Welcome to Scraper Toolkit’s documentation!

A toolkit to assist in the page-fetching, HTML-parsing, and data-exporting of a web scraping project.

ScraperProject

class scraper_toolkit.ScraperProject.ScraperProject(domain: str)[source]

Handle the page fetching, HTML parsing, and exporting of a web scraping project.

Parameters:domain – Prefix to be added to scraped URLs missing the domain.
add_selector(selector: Union[str, Selector], attribute: str = None, name: str = None, post_processing: Callable = None)[source]

Add the given selector to loaded CSS selectors.

Parameters:
  • selector – CSS selector as a string or a Selector type object.
  • attribute – HTML attribute of the element to store
  • name – Optional name for the parsed attribute, useful for creating the header row when exporting as a CSV file.
  • post_processing – Optional function called on the parsed attribute before it is stored. Useful for cleaning up and splitting data.
add_selectors(selectors: List[Selector])[source]

Add multiple CSS selectors to loaded selectors.

Parameters:selectors – List of Selector objects.
export_to_csv(csv_path: pathlib.Path, encoding: str = 'UTF-8', write_header: bool = True)[source]

Export parsed data to a CSV file.

Parameters:
  • csv_path – Path of the location to save the CSV file.
  • encoding – CSV file encoding. Default is UTF-8.
  • write_header – If true, write a header row to the CSV file using the “name” keys in the provided data.
fetch(url: str = None) → str[source]

Fetch HTML from the page at the given URL.

Parameters:url – URL of the target page.
Returns:HTML page as a string.
parse()[source]

Parse HTML for elements using loaded CSS selectors and append matching elements to self.parsed as dictionary objects.

PageFetcher

class scraper_toolkit.components.PageFetcher.PageFetcher(domain: str)[source]

Fetch URLs and return web pages’ HTML as strings.

Parameters:domain – Prefix to be added to scraped URLs missing the domain.
static get_full_url(domain: str, suffix: str) → str[source]

Return a complete URL given a domain and suffix, even if the provided suffix is the complete URL.

Parameters:
  • domain – The domain of the target page URL.
  • suffix – The URL of the target page, with or without the domain prefix.
Returns:

The complete URL.

get_html(url: str = None) → str[source]

Fetch the page HTML from the given URL.

Parameters:url – URL of target page.
Returns:HTML as a string.

Return a list of every href URL found from target_url.

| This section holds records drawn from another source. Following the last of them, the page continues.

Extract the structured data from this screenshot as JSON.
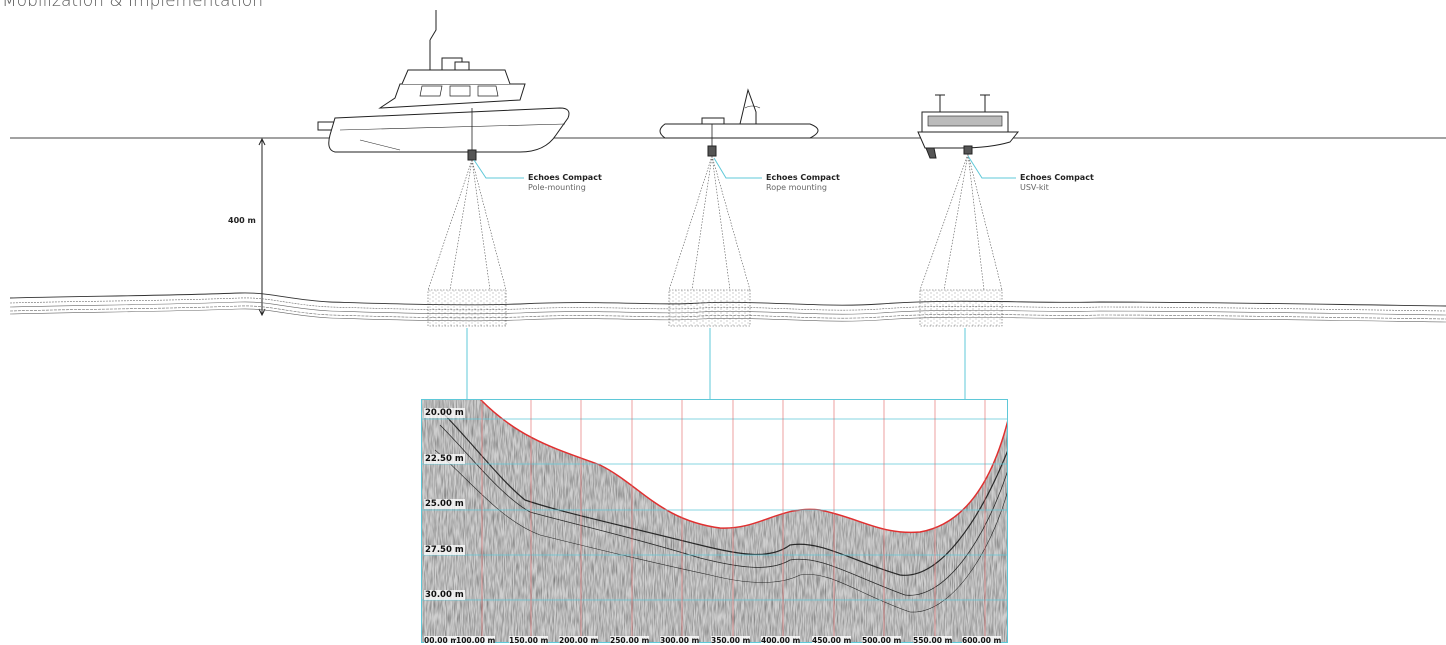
{
  "title": "Mobilization & Implementation",
  "depth_label": "400 m",
  "callouts": [
    {
      "name": "Echoes Compact",
      "mounting": "Pole-mounting"
    },
    {
      "name": "Echoes Compact",
      "mounting": "Rope mounting"
    },
    {
      "name": "Echoes Compact",
      "mounting": "USV-kit"
    }
  ],
  "colors": {
    "seabed_line": "#e03030",
    "grid_h": "#5fc8d8",
    "grid_v": "#e06060",
    "connector": "#5fc8d8"
  },
  "profile": {
    "y_ticks": [
      "20.00 m",
      "22.50 m",
      "25.00 m",
      "27.50 m",
      "30.00 m"
    ],
    "x_ticks": [
      "00.00 m",
      "100.00 m",
      "150.00 m",
      "200.00 m",
      "250.00 m",
      "300.00 m",
      "350.00 m",
      "400.00 m",
      "450.00 m",
      "500.00 m",
      "550.00 m",
      "600.00 m"
    ]
  }
}
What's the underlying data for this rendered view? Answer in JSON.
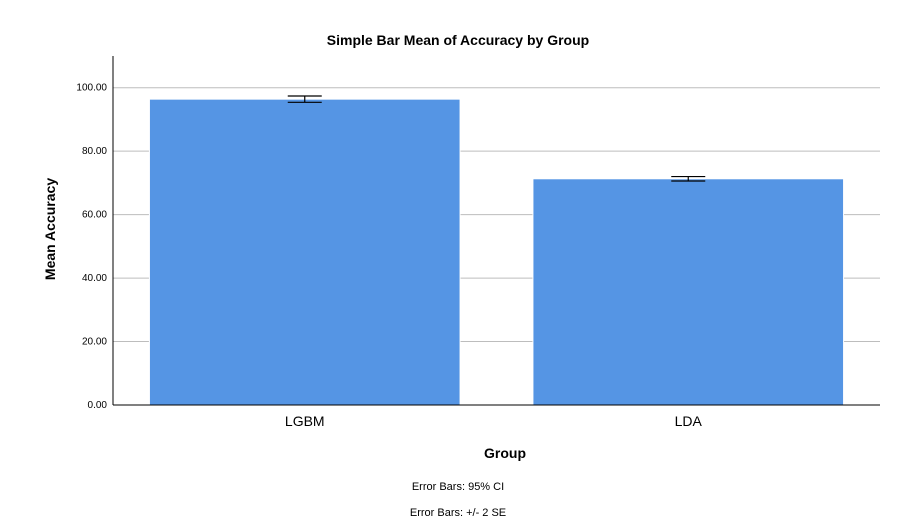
{
  "chart_data": {
    "type": "bar",
    "title": "Simple Bar Mean of Accuracy by Group",
    "xlabel": "Group",
    "ylabel": "Mean Accuracy",
    "categories": [
      "LGBM",
      "LDA"
    ],
    "values": [
      96.4,
      71.3
    ],
    "error_bars": [
      {
        "low": 95.4,
        "high": 97.4
      },
      {
        "low": 70.6,
        "high": 72.0
      }
    ],
    "ylim": [
      0,
      110
    ],
    "yticks": [
      0,
      20,
      40,
      60,
      80,
      100
    ],
    "ytick_labels": [
      "0.00",
      "20.00",
      "40.00",
      "60.00",
      "80.00",
      "100.00"
    ],
    "grid": true,
    "bar_color": "#5595e4",
    "footnotes": [
      "Error Bars: 95% CI",
      "Error Bars: +/- 2 SE"
    ]
  }
}
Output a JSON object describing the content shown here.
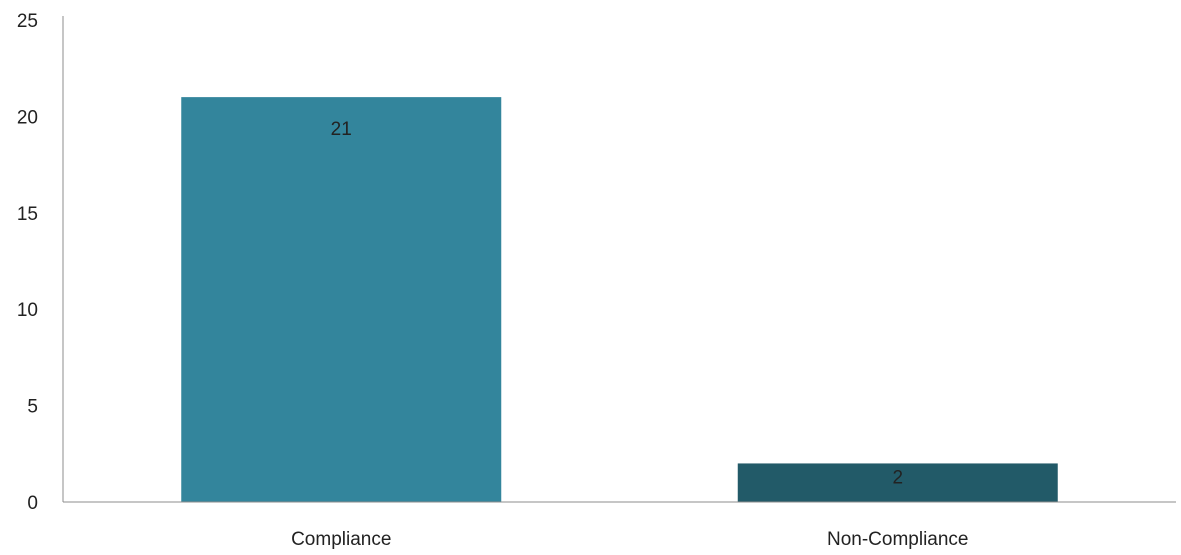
{
  "chart_data": {
    "type": "bar",
    "categories": [
      "Compliance",
      "Non-Compliance"
    ],
    "values": [
      21,
      2
    ],
    "data_labels": [
      "21",
      "2"
    ],
    "title": "",
    "xlabel": "",
    "ylabel": "",
    "ylim": [
      0,
      25
    ],
    "yticks": [
      0,
      5,
      10,
      15,
      20,
      25
    ],
    "ytick_labels": [
      "0",
      "5",
      "10",
      "15",
      "20",
      "25"
    ],
    "grid": false,
    "legend": "none",
    "colors": [
      "#33859c",
      "#225a68"
    ],
    "axis_color": "#8c8c8c"
  }
}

Parameters:target_url – URL of page to search for href links.
Returns:List of every discovered href link on the page.
static select_elements_from_html(html: str, selector: str)[source]

Return a list of HTML elements from the given html that match the provided CSS selector.

Parameters:
  • html – HTML of the page to parse.
  • selector – CSS selector for target elements.
Returns:

List of HTML elements matching the CSS selector.

Yield the HTML of all pages linked on the target_url located by the given CSS selector.

Parameters:
  • selector – CSS selector for elements containing href attribute
  • target_url – URL to search for links. If none is provided, the domain URL will be used.
Returns:

Generator for HTML as strings, fetched from the selected links.

Parser

class scraper_toolkit.components.Parser.Parser(html: str)[source]

Parse HTML for specific elements or attributes

Parameters:html – HTML to parse, as a string.
add_selector(selector: Union[str, scraper_toolkit.components.Selector.Selector] = None, attribute: str = None, name: str = None, post_processing: Callable = None)[source]

Add the given selector to loaded CSS selectors.

Parameters:
  • selector – CSS selector as a string or a Selector type object.
  • attribute – HTML attribute of the element to store
  • name – Optional name for the parsed attribute, useful for creating the header row when exporting as a CSV file.
  • post_processing – Optional function called on the parsed attribute before it is stored. Useful for cleaning up and splitting data.
parse()[source]

Parse HTML for elements using loaded CSS selectors and append matching elements to self.parsed as dictionary objects.

Exporter

class scraper_toolkit.components.Exporter.Exporter(data: Union[Parser, dict, List[dict]])[source]

Export data from parsers.

Param:data: The data to export as a Parser object, a dictionary, or a list of dictionaries.
export_to_csv(csv_path: Union[pathlib.Path, pathlib.PurePath, str], encoding: str = 'UTF-8', write_header: bool = True)[source]

Export parsed data to a CSV file.

Parameters:
  • csv_path – Path of the location to save the CSV file.
  • encoding – CSV file encoding. Default is UTF-8.
  • write_header – If true, write a header row to the CSV file using the “name” keys in the provided data.

Selector

class scraper_toolkit.components.Selector.Selector(selector_str: str, name: str = None, attribute: str = None, post_processing: Callable = None)[source]

Represent a CSS selector with an optional name and target attribute, with an optional post-processing function.

Parameters:
  • selector_str – CSS selector as a string.
  • name – Optional name for the parsed attribute, useful for creating the header row when exporting as a CSV file.
  • attribute – HTML attribute of the element to store
  • post_processing – Optional function called on the parsed attribute before it is stored. Useful for cleaning up and splitting data.